The Week That Was: The Big Stories in Indian Country
It's our roundup of all the big news coming out of Indian country:
• ERDRICH HONORED: Ojibwe author Louise Erdrich won the National Book Award for fiction for The Round House, her 14th novel. "This is a book about a huge case of injustice ongoing on reservations," she said in accepting the award. "Thank you for giving it a wider audience." She delivered part of her acceptance speech in Ojibwemowin.
• GOT MOCS?: Native American Heritage Month rolled on, with November 15 dubbed "National Rock Your Moccasins Day" -- and thousands did, taking to Facebook and Twitter to display themselves proudly wearing stylish Native footwear.
• FAREWELL CAT: The body-modification enthusiast Dennis Avner, who adopted the name "Stalking Cat" to go with his feline appearance, died at the age of 54 in what reports called an apparent suicide. Avner had Lakota and Huron heritage, and said that his transformation was his effort to embody his animal totem, a tiger. On the ICTMN Facebook page, many readers expressed sympathy. "RIP to a man who pusued his internal spirit," one wrote, "and to those who judge, may you one day understand."
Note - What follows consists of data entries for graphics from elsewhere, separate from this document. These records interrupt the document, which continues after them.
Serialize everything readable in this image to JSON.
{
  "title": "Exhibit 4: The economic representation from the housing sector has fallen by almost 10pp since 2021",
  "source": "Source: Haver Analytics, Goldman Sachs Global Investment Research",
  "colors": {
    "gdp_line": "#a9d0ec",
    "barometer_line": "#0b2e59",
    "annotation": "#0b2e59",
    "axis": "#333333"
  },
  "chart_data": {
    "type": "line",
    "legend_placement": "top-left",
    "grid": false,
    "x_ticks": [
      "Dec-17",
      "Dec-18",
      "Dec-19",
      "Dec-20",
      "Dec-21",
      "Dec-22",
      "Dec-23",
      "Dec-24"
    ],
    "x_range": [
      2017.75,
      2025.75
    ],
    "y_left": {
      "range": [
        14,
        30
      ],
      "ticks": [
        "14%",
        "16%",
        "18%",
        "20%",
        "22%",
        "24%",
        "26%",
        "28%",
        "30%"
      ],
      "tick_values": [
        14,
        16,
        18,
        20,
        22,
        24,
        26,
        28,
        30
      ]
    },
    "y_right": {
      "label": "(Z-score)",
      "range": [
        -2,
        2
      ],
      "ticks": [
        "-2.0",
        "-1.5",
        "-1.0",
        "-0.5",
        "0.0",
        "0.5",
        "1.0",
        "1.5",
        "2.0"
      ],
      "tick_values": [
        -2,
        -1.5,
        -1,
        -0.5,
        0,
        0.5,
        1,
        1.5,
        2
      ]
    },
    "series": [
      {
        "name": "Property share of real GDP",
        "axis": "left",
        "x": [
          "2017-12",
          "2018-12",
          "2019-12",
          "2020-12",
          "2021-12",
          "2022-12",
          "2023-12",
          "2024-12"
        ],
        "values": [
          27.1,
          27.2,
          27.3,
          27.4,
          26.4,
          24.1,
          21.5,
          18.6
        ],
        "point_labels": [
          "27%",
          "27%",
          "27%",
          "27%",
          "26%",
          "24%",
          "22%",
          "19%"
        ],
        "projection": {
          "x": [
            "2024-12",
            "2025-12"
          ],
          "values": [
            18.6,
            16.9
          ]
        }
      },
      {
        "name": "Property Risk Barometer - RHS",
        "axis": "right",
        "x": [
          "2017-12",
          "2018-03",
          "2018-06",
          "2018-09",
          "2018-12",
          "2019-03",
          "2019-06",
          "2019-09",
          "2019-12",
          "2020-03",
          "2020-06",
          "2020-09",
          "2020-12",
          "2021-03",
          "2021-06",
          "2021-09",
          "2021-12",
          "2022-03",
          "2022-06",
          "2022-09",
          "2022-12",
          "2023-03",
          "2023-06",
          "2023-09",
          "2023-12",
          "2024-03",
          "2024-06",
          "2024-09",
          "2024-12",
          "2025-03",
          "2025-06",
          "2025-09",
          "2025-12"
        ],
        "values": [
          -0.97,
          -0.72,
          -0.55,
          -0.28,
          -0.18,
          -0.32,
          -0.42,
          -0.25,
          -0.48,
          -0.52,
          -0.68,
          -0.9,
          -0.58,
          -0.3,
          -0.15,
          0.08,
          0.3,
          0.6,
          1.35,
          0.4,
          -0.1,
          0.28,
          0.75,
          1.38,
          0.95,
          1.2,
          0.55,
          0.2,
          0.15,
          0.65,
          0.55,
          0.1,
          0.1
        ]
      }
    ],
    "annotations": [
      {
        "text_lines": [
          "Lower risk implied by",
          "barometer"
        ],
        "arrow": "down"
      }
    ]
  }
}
• FACE OF THE FUTURE: Eight-month-old Mary Jane Montoya, whose father is a descendant of the Yokut Mono Tribe, was named the newest Gerber baby. First stop for the famous infant was New York City and the TODAY Show, where the family met the original Gerber baby, Ann Turner Cook, who is now 85, and was interviewed by Natalie Morales. Cook "has that same look and that same twinkle in her eye. She’s super sweet," said Sara Montoya, Mary Jane's mother. "They were so nice and so open to talk to us and let us know what it was like for her to be the icon of the Gerber baby."
• INSENSITIVE IN UNMENTIONABLES: Victoria's Secret, in hot water over photos of Karlie Kloss wearing a feather headdress on the catwalk of its annual Fashion Show, apologized. The lingerie maker said that shots of the supermodel in the controversial garb would be edited out of the TV broadcast, which airs December 5. But damage was nonetheless done, at a particularly bad time of year -- as Sasha Houston Brown remarked, "Nothing Says Native American Heritage Month Like White Girls in Headdresses".